Here are some ideas about what to do with surplus garden veggies after you've eaten your fill, you've preserved enough and your friends don't want any.
The Community Food Bank of Southern Arizona allows home gardeners to sell their Arizona-grown produce on consignment. The Food Bank sets out consigned goods at the Marana Farm Stand on Mondays, its own market on Tuesdays and the Santa Cruz River Farmers Market on Thursdays.
After filling out a form, growers can drop off their produce at these places, said consignment coordinator Audra Christophel. Goods are sold by the pound, and the food bank takes 10 percent.
"They can bring anything that they're growing," Christophel said. "We strongly suggest that people aren't using any pesticides and chemicals" to grow their vegetables.

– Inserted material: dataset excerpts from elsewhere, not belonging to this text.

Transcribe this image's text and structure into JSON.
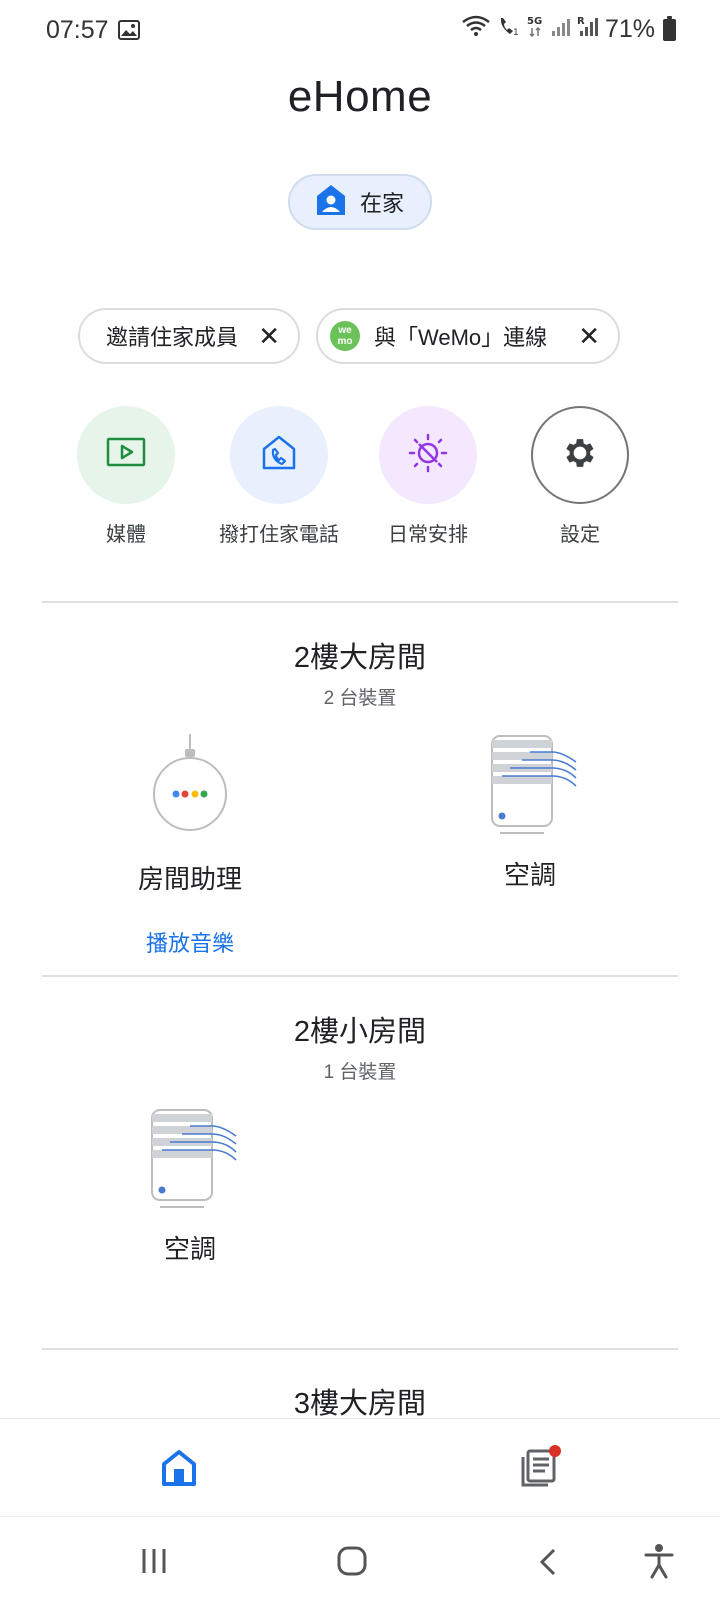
{
  "status": {
    "time": "07:57",
    "battery": "71%"
  },
  "app": {
    "title": "eHome"
  },
  "home_chip": {
    "label": "在家"
  },
  "chips": [
    {
      "label": "邀請住家成員"
    },
    {
      "label": "與「WeMo」連線",
      "logo_text_top": "we",
      "logo_text_bottom": "mo"
    }
  ],
  "quick_actions": [
    {
      "label": "媒體"
    },
    {
      "label": "撥打住家電話"
    },
    {
      "label": "日常安排"
    },
    {
      "label": "設定"
    }
  ],
  "rooms": [
    {
      "title": "2樓大房間",
      "subtitle": "2 台裝置",
      "devices": [
        {
          "name": "房間助理",
          "action": "播放音樂"
        },
        {
          "name": "空調"
        }
      ]
    },
    {
      "title": "2樓小房間",
      "subtitle": "1 台裝置",
      "devices": [
        {
          "name": "空調"
        }
      ]
    },
    {
      "title": "3樓大房間"
    }
  ],
  "colors": {
    "accent": "#1a73e8",
    "chip_bg": "#e8f0fe",
    "media_bg": "#e6f4ea",
    "call_bg": "#e8f0fe",
    "routine_bg": "#f3e8fd"
  }
}
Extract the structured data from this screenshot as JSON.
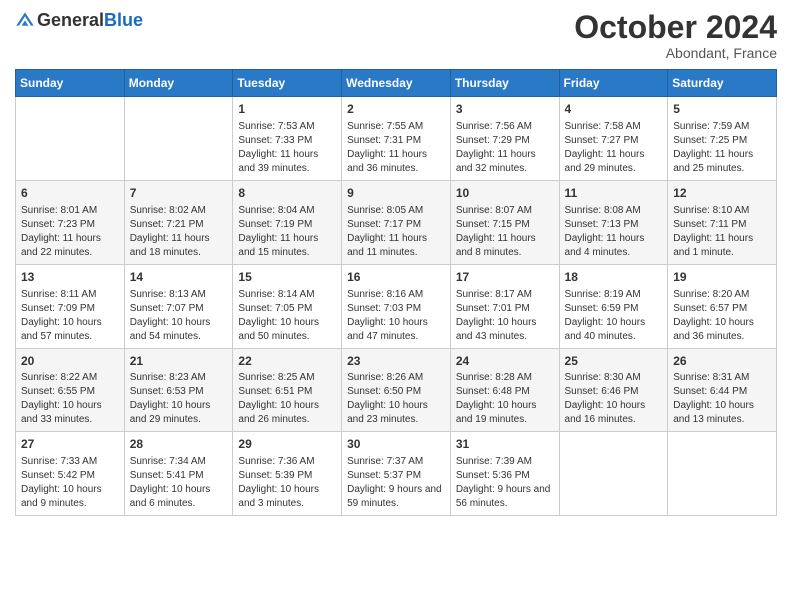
{
  "header": {
    "logo_general": "General",
    "logo_blue": "Blue",
    "month": "October 2024",
    "location": "Abondant, France"
  },
  "weekdays": [
    "Sunday",
    "Monday",
    "Tuesday",
    "Wednesday",
    "Thursday",
    "Friday",
    "Saturday"
  ],
  "weeks": [
    [
      {
        "day": "",
        "info": ""
      },
      {
        "day": "",
        "info": ""
      },
      {
        "day": "1",
        "info": "Sunrise: 7:53 AM\nSunset: 7:33 PM\nDaylight: 11 hours and 39 minutes."
      },
      {
        "day": "2",
        "info": "Sunrise: 7:55 AM\nSunset: 7:31 PM\nDaylight: 11 hours and 36 minutes."
      },
      {
        "day": "3",
        "info": "Sunrise: 7:56 AM\nSunset: 7:29 PM\nDaylight: 11 hours and 32 minutes."
      },
      {
        "day": "4",
        "info": "Sunrise: 7:58 AM\nSunset: 7:27 PM\nDaylight: 11 hours and 29 minutes."
      },
      {
        "day": "5",
        "info": "Sunrise: 7:59 AM\nSunset: 7:25 PM\nDaylight: 11 hours and 25 minutes."
      }
    ],
    [
      {
        "day": "6",
        "info": "Sunrise: 8:01 AM\nSunset: 7:23 PM\nDaylight: 11 hours and 22 minutes."
      },
      {
        "day": "7",
        "info": "Sunrise: 8:02 AM\nSunset: 7:21 PM\nDaylight: 11 hours and 18 minutes."
      },
      {
        "day": "8",
        "info": "Sunrise: 8:04 AM\nSunset: 7:19 PM\nDaylight: 11 hours and 15 minutes."
      },
      {
        "day": "9",
        "info": "Sunrise: 8:05 AM\nSunset: 7:17 PM\nDaylight: 11 hours and 11 minutes."
      },
      {
        "day": "10",
        "info": "Sunrise: 8:07 AM\nSunset: 7:15 PM\nDaylight: 11 hours and 8 minutes."
      },
      {
        "day": "11",
        "info": "Sunrise: 8:08 AM\nSunset: 7:13 PM\nDaylight: 11 hours and 4 minutes."
      },
      {
        "day": "12",
        "info": "Sunrise: 8:10 AM\nSunset: 7:11 PM\nDaylight: 11 hours and 1 minute."
      }
    ],
    [
      {
        "day": "13",
        "info": "Sunrise: 8:11 AM\nSunset: 7:09 PM\nDaylight: 10 hours and 57 minutes."
      },
      {
        "day": "14",
        "info": "Sunrise: 8:13 AM\nSunset: 7:07 PM\nDaylight: 10 hours and 54 minutes."
      },
      {
        "day": "15",
        "info": "Sunrise: 8:14 AM\nSunset: 7:05 PM\nDaylight: 10 hours and 50 minutes."
      },
      {
        "day": "16",
        "info": "Sunrise: 8:16 AM\nSunset: 7:03 PM\nDaylight: 10 hours and 47 minutes."
      },
      {
        "day": "17",
        "info": "Sunrise: 8:17 AM\nSunset: 7:01 PM\nDaylight: 10 hours and 43 minutes."
      },
      {
        "day": "18",
        "info": "Sunrise: 8:19 AM\nSunset: 6:59 PM\nDaylight: 10 hours and 40 minutes."
      },
      {
        "day": "19",
        "info": "Sunrise: 8:20 AM\nSunset: 6:57 PM\nDaylight: 10 hours and 36 minutes."
      }
    ],
    [
      {
        "day": "20",
        "info": "Sunrise: 8:22 AM\nSunset: 6:55 PM\nDaylight: 10 hours and 33 minutes."
      },
      {
        "day": "21",
        "info": "Sunrise: 8:23 AM\nSunset: 6:53 PM\nDaylight: 10 hours and 29 minutes."
      },
      {
        "day": "22",
        "info": "Sunrise: 8:25 AM\nSunset: 6:51 PM\nDaylight: 10 hours and 26 minutes."
      },
      {
        "day": "23",
        "info": "Sunrise: 8:26 AM\nSunset: 6:50 PM\nDaylight: 10 hours and 23 minutes."
      },
      {
        "day": "24",
        "info": "Sunrise: 8:28 AM\nSunset: 6:48 PM\nDaylight: 10 hours and 19 minutes."
      },
      {
        "day": "25",
        "info": "Sunrise: 8:30 AM\nSunset: 6:46 PM\nDaylight: 10 hours and 16 minutes."
      },
      {
        "day": "26",
        "info": "Sunrise: 8:31 AM\nSunset: 6:44 PM\nDaylight: 10 hours and 13 minutes."
      }
    ],
    [
      {
        "day": "27",
        "info": "Sunrise: 7:33 AM\nSunset: 5:42 PM\nDaylight: 10 hours and 9 minutes."
      },
      {
        "day": "28",
        "info": "Sunrise: 7:34 AM\nSunset: 5:41 PM\nDaylight: 10 hours and 6 minutes."
      },
      {
        "day": "29",
        "info": "Sunrise: 7:36 AM\nSunset: 5:39 PM\nDaylight: 10 hours and 3 minutes."
      },
      {
        "day": "30",
        "info": "Sunrise: 7:37 AM\nSunset: 5:37 PM\nDaylight: 9 hours and 59 minutes."
      },
      {
        "day": "31",
        "info": "Sunrise: 7:39 AM\nSunset: 5:36 PM\nDaylight: 9 hours and 56 minutes."
      },
      {
        "day": "",
        "info": ""
      },
      {
        "day": "",
        "info": ""
      }
    ]
  ]
}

Anything unsold after a few markets goes into emergency food boxes.
For more information, call Christophel at 622-0525, Ext. 262.
FEED THE HUNGRY
The Food Bank also accepts donations of fresh produce. Bring your contribution to its main center, 3003 S. Country Club Road, or its branches in Nogales, Amado, Green Valley and Marana. For details, call 622-0525.
The Iskashitaa Refugee Network takes produce donations at its office, 1406 E. Grant Road, to distribute to refugee families or use in its cooking classes. To arrange a drop-off, call 440-0100.
The network also sends out volunteers to harvest, or glean, your citrus; the food bank canceled its gleaning program this winter. The network gleans other home garden veggies, too.
Guinea pigs, chickens and other herbivores housed at the Humane Society of Southern Arizona can benefit from your garden surplus.
"We will accept any donations," said organization spokeswoman Samantha Esquivel. "We always have pocket pets here."
Bring donations to its facility, 3450 N. Kelvin Blvd. Call 327-6088 for more information.
FEED THE SOIL
If you don't maintain a compost pile of your own, you can send your leftover vegetation to one.
Community Gardens of Tucson will accept whatever is left in your garden for compost piles at most of its 45 locations.
"We have composting at almost every site we have," said Darlene Schacht, a board member of the organization.
The group will accept fruits and vegetables that have not been sprayed with chemical insecticide or pesticide. Schacht suggests chopping the vegetation into 4-inch pieces for quicker decomposition.
Call 795-8823 to make arrangements to drop off your donation at a community garden.
If all else fails, just till your chopped-up vegetables back into your own garden soil.
"You add organic matter to the soil ... and give nutrients to new plants," said master gardener Ted Jensen.